JSON-LD Context and Example
{
"@context": {
"@vocab": "https://open-metadata.org/schema/",
"om": "https://open-metadata.org/schema/",
"rdfs": "http://www.w3.org/2000/01/rdf-schema#",
"xsd": "http://www.w3.org/2001/XMLSchema#",
"MlModel": "om:MlModel",
"name": {
"@id": "om:modelName",
"@type": "xsd:string"
},
"fullyQualifiedName": {
"@id": "om:fullyQualifiedName",
"@type": "xsd:string"
},
"displayName": {
"@id": "om:displayName",
"@type": "xsd:string"
},
"description": {
"@id": "om:description",
"@type": "xsd:string"
},
"algorithm": {
"@id": "om:algorithm",
"@type": "xsd:string"
},
"target": {
"@id": "om:target",
"@type": "xsd:string"
},
"mlFeatures": {
"@id": "om:hasFeature",
"@type": "@id",
"@container": "@list"
},
"mlHyperParameters": {
"@id": "om:hasHyperParameter",
"@type": "@id",
"@container": "@list"
},
"service": {
"@id": "om:belongsToService",
"@type": "@id"
},
"owners": {
"@id": "om:ownedBy",
"@type": "@id",
"@container": "@set"
},
"followers": {
"@id": "om:followedBy",
"@type": "@id",
"@container": "@set"
},
"domains": {
"@id": "om:inDomain",
"@type": "@id",
"@container": "@set"
},
"dataProducts": {
"@id": "om:partOfDataProduct",
"@type": "@id",
"@container": "@set"
},
"tags": {
"@id": "om:hasTag",
"@type": "@id",
"@container": "@set"
},
"votes": {
"@id": "om:hasVotes",
"@type": "@id"
},
"lifeCycle": {
"@id": "om:hasLifeCycle",
"@type": "@id"
},
"certification": {
"@id": "om:hasCertification",
"@type": "@id"
}
}
}
Example JSON-LD Instance:
{
"@context": "https://open-metadata.org/context/mlmodel.jsonld",
"@type": "MlModel",
"@id": "https://example.com/models/customer_churn_predictor",
"name": "customer_churn_predictor",
"fullyQualifiedName": "mlflow_prod.customer_churn_predictor",
"displayName": "Customer Churn Predictor",
"description": "Predicts customer churn risk using RFM features and XGBoost",
"algorithm": "XGBoost",
"target": "churn",
"service": {
"@id": "https://example.com/services/mlflow_prod",
"@type": "MLModelService",
"name": "mlflow_prod"
},
"mlFeatures": [
{
"@type": "MlFeature",
"name": "recency",
"dataType": "integer",
"description": "Days since last purchase",
"featureSources": [
{
"@id": "https://example.com/tables/customers/columns/last_purchase_date",
"@type": "Column"
}
]
},
{
"@type": "MlFeature",
"name": "frequency",
"dataType": "integer",
"description": "Number of purchases in last 90 days"
},
{
"@type": "MlFeature",
"name": "monetary",
"dataType": "float",
"description": "Total spend in last 90 days"
}
],
"mlHyperParameters": [
{"name": "max_depth", "value": "6"},
{"name": "learning_rate", "value": "0.1"},
{"name": "n_estimators", "value": "100"}
],
"owners": [
{
"@id": "https://example.com/teams/data-science",
"@type": "Team",
"name": "data-science"
}
],
"domains": [
{
"@id": "https://example.com/domains/customer-analytics",
"@type": "Domain",
"name": "Customer Analytics"
}
],
"tags": [
{
"@id": "https://open-metadata.org/tags/Tier/Production",
"tagFQN": "Tier.Production"
},
{
"@id": "https://open-metadata.org/tags/ModelType/Classification",
"tagFQN": "ModelType.Classification"
}
]
}
Use Cases¶
- Catalog ML models across MLflow, SageMaker, Vertex AI, etc.
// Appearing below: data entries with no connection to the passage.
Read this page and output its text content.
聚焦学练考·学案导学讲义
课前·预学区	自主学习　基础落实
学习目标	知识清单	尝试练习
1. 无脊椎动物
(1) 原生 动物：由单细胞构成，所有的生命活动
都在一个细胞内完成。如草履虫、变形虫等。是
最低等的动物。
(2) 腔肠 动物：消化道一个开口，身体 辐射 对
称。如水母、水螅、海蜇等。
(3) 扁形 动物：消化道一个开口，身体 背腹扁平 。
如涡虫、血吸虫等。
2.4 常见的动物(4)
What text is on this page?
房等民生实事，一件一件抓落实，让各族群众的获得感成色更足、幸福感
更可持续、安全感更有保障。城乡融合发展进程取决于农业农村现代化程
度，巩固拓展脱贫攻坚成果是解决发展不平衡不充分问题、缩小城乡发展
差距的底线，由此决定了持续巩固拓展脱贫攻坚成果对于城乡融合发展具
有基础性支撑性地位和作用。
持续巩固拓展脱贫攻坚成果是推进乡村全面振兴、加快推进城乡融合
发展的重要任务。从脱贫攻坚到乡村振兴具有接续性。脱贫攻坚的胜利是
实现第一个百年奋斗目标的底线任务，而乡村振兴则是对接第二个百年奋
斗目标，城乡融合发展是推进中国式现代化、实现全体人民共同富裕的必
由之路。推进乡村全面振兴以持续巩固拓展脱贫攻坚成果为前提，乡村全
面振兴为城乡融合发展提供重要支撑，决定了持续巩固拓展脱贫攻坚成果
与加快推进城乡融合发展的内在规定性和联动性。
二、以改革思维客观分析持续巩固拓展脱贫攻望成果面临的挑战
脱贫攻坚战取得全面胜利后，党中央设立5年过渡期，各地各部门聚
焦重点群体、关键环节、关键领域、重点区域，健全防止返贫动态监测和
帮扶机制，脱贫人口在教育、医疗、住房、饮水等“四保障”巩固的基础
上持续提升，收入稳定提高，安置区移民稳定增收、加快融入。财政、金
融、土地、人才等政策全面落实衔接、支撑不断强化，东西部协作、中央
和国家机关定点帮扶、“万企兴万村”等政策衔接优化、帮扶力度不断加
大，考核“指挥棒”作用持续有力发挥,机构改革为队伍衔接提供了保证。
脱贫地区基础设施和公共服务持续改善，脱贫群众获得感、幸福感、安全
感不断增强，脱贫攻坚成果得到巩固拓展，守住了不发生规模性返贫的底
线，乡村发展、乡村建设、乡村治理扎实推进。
- Document model algorithm, features, and purpose
- Track feature lineage from source tables to model inputs
- Monitor model performance metrics and drift
- Version models with training data snapshots
- Apply governance tags (bias-checked, production-ready, etc.)
- Link models to dashboards showing performance
- Capture model deployment endpoints and serving infrastructure
- Enable impact analysis (what breaks if training data changes?)
- Ensure reproducibility with hyperparameter tracking
JSON Schema Specification¶
Core Properties¶
id (uuid)¶
Type: string (UUID format) Required: Yes (system-generated) Description: Unique identifier for this ML model instance
name (entityName)¶
Type: string Required: Yes Pattern: ^[^.]*$ (no dots allowed) Min Length: 1 Max Length: 256 Description: Name of the ML model (unqualified)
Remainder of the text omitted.